Ford ha recontratado a 350 ingenieros veteranos —algunos exempleados y otros procedentes de proveedores— después de que sus sistemas automatizados de calidad basados en inteligencia artificial no alcanzaran el nivel deseado. El director de operaciones de la compañía, Kumar Galhotra, explicó a la prensa que Ford había estado «apostando cada vez más por sistemas automatizados de calidad», con resultados decepcionantes. Para corregir el rumbo, la empresa decidió «recuperar a especialistas técnicos» dedicados a detectar puntos de fallo antes de que una pieza llegue a la línea de producción.

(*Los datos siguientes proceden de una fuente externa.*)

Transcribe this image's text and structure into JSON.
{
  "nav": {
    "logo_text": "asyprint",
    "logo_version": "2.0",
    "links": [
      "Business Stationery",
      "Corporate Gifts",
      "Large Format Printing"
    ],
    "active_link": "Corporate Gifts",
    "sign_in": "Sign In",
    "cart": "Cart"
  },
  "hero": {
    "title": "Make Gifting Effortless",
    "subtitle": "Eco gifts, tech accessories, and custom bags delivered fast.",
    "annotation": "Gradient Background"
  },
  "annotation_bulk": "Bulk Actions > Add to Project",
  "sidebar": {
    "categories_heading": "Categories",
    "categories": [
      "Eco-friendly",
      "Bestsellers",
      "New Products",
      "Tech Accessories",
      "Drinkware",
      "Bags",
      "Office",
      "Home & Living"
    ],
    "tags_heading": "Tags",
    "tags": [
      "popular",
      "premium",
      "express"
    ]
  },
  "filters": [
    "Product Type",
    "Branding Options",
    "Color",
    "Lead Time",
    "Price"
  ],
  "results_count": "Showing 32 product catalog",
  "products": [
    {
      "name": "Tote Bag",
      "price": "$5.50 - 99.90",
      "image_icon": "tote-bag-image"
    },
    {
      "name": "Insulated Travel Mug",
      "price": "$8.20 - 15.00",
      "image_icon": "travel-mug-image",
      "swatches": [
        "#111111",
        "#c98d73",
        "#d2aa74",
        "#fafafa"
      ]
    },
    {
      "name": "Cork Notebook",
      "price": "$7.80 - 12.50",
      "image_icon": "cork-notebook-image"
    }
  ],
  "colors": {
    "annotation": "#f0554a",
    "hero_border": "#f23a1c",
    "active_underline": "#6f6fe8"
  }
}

Charles Poon, vicepresidente de ingeniería de hardware de vehículos, reconoció el error de cálculo: «Pensamos erróneamente que con introducir inteligencia artificial e ingerir los requisitos de diseño ya tendríamos un producto de alta calidad». La compañía no abandona la IA, pero ahora utiliza a estos ingenieros —bautizados como «gray beard» por su experiencia— para formar al personal más joven y reprogramar las herramientas automatizadas.
La estrategia, según Ford, empieza a dar resultados: la compañía prevé ahorrar 1.000 millones de dólares este año gracias a este repliegue hacia el conocimiento humano. Además, la marca se hizo con el primer puesto entre las firmas generalistas en la encuesta de calidad inicial de JD Power publicada esta semana, un espaldarazo a su nueva política de calidad.